The attack requires user interaction and affects confidentiality and integrity to a low degree, but it can still undermine user trust and security.

Detection Guidance

This vulnerability involves the user edit flow in Snipe-IT versions 8.6.1 and earlier, where the Referer header is stored and later used for redirection. Detection involves monitoring for unusual redirect behavior after user edit actions, especially redirects to external or unexpected URLs.

To detect exploitation attempts, you can inspect HTTP request logs for user edit requests that include the parameter redirect_option=back and check if the Referer header contains suspicious or external URLs.

  • Use web server logs or application logs to search for requests to the user edit endpoint with redirect_option=back.
  • Check for Referer headers in these requests that point to external or attacker-controlled domains.
  • Example command to search Apache or Nginx logs for such requests: grep -i 'redirect_option=back' /var/log/nginx/access.log | grep -i 'Referer:'
  • Use tools like curl or Burp Suite to manually test the user edit flow by setting the Referer header to an external URL and submitting the form with redirect_option=back to observe if redirection occurs.
Mitigation Strategies

The primary mitigation step is to upgrade Snipe-IT to version 8.6.2 or later, where this vulnerability has been fixed.

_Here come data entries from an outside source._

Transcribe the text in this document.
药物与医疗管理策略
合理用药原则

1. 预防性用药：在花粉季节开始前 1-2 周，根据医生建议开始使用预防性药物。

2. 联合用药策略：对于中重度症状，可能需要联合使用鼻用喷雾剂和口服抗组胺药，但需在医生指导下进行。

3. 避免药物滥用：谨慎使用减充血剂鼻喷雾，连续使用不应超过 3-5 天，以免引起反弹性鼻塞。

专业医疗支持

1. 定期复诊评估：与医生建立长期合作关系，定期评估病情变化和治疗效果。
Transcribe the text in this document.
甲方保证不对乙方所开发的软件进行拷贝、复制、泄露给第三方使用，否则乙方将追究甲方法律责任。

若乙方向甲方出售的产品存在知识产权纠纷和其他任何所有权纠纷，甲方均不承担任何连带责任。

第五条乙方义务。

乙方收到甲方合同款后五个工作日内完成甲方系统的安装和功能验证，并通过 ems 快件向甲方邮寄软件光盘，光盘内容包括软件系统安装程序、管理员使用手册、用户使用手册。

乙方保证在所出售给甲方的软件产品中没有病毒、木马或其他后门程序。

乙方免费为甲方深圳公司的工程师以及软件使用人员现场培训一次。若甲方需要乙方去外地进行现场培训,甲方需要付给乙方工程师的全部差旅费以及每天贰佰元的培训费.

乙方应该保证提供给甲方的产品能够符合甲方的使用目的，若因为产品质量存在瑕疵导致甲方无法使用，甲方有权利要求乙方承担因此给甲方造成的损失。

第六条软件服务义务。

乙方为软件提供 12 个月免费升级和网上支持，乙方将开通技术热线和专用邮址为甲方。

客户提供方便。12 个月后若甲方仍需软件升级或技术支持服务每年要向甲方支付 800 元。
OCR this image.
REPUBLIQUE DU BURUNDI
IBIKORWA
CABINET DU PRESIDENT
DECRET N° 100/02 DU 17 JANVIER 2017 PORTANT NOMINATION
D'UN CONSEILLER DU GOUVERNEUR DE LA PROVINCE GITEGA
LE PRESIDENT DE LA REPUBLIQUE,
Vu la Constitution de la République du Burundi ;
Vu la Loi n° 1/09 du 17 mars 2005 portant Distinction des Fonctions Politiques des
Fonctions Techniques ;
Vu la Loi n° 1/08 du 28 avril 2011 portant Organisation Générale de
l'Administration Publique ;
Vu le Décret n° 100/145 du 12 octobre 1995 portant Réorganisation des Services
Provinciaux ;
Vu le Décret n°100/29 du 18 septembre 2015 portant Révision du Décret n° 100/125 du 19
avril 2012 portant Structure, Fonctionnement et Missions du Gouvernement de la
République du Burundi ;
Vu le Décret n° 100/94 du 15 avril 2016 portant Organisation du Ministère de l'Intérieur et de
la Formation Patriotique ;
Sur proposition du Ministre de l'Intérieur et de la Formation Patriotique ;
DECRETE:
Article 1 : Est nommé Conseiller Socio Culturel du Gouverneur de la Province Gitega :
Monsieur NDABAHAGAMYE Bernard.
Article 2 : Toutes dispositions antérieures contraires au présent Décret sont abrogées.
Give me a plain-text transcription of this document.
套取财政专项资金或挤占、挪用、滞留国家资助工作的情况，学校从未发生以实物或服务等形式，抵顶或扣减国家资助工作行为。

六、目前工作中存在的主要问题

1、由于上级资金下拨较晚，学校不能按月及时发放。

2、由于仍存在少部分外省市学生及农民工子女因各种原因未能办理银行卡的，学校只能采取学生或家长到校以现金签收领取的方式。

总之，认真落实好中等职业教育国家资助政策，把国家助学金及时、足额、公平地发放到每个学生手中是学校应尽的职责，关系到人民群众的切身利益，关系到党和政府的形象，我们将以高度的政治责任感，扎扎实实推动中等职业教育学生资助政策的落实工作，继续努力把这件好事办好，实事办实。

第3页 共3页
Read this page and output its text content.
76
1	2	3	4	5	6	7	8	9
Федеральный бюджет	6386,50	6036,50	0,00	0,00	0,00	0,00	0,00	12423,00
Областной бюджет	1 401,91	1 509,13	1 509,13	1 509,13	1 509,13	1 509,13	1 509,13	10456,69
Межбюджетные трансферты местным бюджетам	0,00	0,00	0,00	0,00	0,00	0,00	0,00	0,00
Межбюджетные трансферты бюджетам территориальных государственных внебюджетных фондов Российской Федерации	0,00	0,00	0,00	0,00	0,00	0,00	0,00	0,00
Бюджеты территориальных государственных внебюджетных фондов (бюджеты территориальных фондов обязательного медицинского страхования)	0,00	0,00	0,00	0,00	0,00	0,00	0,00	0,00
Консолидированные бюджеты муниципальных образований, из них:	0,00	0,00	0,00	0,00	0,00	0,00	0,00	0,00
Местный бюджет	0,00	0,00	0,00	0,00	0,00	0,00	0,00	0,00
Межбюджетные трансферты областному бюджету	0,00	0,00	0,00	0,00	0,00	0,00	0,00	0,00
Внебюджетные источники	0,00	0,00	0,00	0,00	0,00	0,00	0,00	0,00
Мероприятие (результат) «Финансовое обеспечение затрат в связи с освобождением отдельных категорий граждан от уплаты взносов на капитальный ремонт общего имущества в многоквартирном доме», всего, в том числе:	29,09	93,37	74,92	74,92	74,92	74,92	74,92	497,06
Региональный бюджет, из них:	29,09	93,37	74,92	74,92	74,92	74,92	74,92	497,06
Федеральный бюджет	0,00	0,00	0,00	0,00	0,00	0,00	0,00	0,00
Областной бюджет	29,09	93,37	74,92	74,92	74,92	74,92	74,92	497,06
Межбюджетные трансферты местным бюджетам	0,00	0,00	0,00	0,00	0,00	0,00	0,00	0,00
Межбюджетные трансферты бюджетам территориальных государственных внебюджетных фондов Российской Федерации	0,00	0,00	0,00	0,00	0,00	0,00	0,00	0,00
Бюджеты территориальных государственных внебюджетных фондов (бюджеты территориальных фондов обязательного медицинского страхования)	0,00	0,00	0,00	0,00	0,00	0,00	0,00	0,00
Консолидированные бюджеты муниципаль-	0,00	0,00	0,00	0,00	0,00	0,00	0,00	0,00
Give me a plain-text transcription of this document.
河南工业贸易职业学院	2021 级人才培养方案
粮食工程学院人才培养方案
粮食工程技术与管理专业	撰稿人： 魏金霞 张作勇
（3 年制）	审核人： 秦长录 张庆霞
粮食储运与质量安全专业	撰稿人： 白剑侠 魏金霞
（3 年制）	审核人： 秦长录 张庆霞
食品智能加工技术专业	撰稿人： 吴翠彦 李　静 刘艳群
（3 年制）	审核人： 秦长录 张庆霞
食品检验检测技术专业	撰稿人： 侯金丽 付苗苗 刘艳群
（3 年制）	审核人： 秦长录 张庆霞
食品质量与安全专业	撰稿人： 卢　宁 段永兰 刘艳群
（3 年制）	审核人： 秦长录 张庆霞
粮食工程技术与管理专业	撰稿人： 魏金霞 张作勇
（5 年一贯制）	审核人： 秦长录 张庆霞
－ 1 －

Until the upgrade can be performed, consider restricting access to the user edit functionality to trusted users only and monitor for suspicious redirect behavior.

Additionally, educate users about the risk of phishing attacks that may exploit this redirect vulnerability.

Compliance Impact

The vulnerability in Snipe-IT allows an attacker-controlled redirect after a legitimate user edit action, which can be exploited for phishing or trust-boundary attacks. This could potentially lead to unauthorized disclosure of information or user credentials if users are redirected to malicious sites.

While the CVE description and resources do not explicitly mention compliance with standards like GDPR or HIPAA, such open redirect vulnerabilities can undermine security controls required by these regulations by enabling phishing attacks or unauthorized access, thereby potentially impacting confidentiality and integrity of sensitive data.

The vulnerability has a low impact on confidentiality and integrity according to the CVSS score, but organizations using affected versions should consider the risk of phishing and trust-boundary attacks in their compliance assessments and apply the patch to mitigate these risks.